Bingo went back to his house and finally ate, then took a nap to sleep off whatever was left of the cocktails Billy Barnett had stabbed him with.
The nap didn’t last long. Just as Bingo was entering deep sleep, someone started banging on his door so hard the whole building seemed to shake. Bingo only knew of one person big and stubborn enough to knock like that, and it was not someone Bingo wanted in his house.
Bingo opened the door and found a man he knew only as Gong. It was a name Bingo found offensive, but also appropriate because it referenced how many times the man had been hit in his life. Bingo had hired Gong to attack the Americans’ film set. Now that the work was over, Bingo had hoped he’d seen the last of the man.
“What can I help you with, Gong?”
“I need more work.”
“I told you when you signed on that this was a temporary job.”
“I need to do it again.” Bingo could understand why. Arrow Donaldson paid top dollar. It was hard to let go of a good thing.
“There is no more work. Everyone is gone from the set. There’s no one to attack.”
“That’s not what I saw the other day,” Gong said.
Bingo paused. “At the production office? Tell me what you saw.”
Gong nodded.
“There was a man and a woman working there. The woman had been there before, with the two Americans. This guy was new. American, but older than the others.”
“There are several businesses in that building. It doesn’t mean that they were doing anything with the movie.”
“They weren’t just at the office. They went back to the pawnshop where the other two Americans did their filming. The one you wouldn’t let me go to.”
“Arrow Donaldson said not to attack the pawnshop. It’s important to his business.”
“I don’t care about that. I just want to know if there’s going to be more work now that people are back at the movie office.”
Gong seemed genuinely excited to get back to work harassing the film sets. Bingo wasn’t sure if it was because he hated the American movie people as much as Sonny Ma did, or if he just liked beating people up, and all the better to be paid for it. Either way, Bingo hated to have to tell the imposing man there was no more work on that front.
“That’s just a money guy coming in to close things down,” Bingo said. “The two men you saw earlier have already gone back to the U.S. I am sorry.”
“I can swing a bat at a moneyman, too.”
“There will be more work in the future. Don’t worry. You did a good job, and that will be remembered.”
Gong pushed his way into the house, closed the door behind him, and moved closer toward Bingo.
“I don’t need to be remembered.
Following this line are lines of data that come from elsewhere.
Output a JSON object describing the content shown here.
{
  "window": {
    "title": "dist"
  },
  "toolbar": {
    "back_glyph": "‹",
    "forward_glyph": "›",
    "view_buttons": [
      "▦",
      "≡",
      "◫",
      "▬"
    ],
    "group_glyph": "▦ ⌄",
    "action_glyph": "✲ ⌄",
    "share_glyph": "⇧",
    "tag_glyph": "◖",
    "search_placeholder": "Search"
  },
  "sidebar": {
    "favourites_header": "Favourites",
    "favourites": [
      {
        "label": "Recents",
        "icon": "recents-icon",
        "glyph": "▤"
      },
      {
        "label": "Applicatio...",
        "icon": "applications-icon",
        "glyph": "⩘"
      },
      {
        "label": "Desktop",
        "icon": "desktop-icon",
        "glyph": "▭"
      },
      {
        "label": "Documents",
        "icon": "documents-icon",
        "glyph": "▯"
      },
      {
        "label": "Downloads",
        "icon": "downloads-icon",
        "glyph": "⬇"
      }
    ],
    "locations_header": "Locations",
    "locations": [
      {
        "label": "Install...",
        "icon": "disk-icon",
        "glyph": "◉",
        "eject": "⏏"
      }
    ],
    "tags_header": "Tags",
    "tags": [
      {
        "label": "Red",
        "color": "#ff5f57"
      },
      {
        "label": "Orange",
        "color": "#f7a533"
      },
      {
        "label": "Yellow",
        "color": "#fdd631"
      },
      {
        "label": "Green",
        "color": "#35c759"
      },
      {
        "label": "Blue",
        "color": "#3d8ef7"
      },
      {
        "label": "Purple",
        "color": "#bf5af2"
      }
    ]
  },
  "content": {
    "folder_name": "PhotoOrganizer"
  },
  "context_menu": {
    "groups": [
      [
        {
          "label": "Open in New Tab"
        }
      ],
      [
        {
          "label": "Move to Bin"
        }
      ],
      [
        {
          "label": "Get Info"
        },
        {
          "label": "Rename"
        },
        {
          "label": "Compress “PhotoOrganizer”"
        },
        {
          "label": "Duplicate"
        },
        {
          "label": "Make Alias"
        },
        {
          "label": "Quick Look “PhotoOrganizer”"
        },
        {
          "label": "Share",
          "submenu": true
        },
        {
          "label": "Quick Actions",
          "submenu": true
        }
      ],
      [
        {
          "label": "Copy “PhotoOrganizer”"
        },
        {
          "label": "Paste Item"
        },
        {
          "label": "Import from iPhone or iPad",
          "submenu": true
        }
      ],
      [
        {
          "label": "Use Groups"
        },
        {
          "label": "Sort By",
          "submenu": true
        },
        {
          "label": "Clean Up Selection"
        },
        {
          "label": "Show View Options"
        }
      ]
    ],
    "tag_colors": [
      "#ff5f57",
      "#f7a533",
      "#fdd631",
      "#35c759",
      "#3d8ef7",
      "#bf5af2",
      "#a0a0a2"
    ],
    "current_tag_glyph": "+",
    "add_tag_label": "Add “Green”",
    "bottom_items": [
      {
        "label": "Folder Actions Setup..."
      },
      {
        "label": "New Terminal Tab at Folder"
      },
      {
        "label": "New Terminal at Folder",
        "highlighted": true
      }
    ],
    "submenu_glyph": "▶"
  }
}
I need to be paid.”
Bingo nodded and put his hand on Gong’s enormous chest, showing that he wasn’t afraid of the man’s size or threats. He wasn’t afraid, but he also didn’t want to make an enemy of the giant man if he didn’t have to. He thought back to why he’d originally brought in Gong, who was not a part of his regular crew.
“Sonny Ma really hates the American movie people, doesn’t he?” Bingo asked, echoing what he’d told Billy Barnett.
“It’s not just Sonny Ma. A lot of us in the streets hate those monsters and what they’ve done to our city.”
“More than what the casinos have done to the city?”
“They are one and the same to me.”
“You’re part of Sonny Ma’s crew, right? Does he even have a crew anymore?”
“It’s not an organization. But there are those of us on the street still loyal to him.”
“And people know you and Sonny Ma are connected to each other?”
“Yes.”
“Come to think of it, I might need you to take one more ride.”
If an associate of Sonny Ma’s killed Billy Barnett, it would bolster the claim that he was behind the recent crime spree. It would do enough damage to his reputation that Sonny Ma would never be able to show his face in Macau again.
“Do you have any problem killing a man?” Bingo asked.
“I have a harder time not killing them.”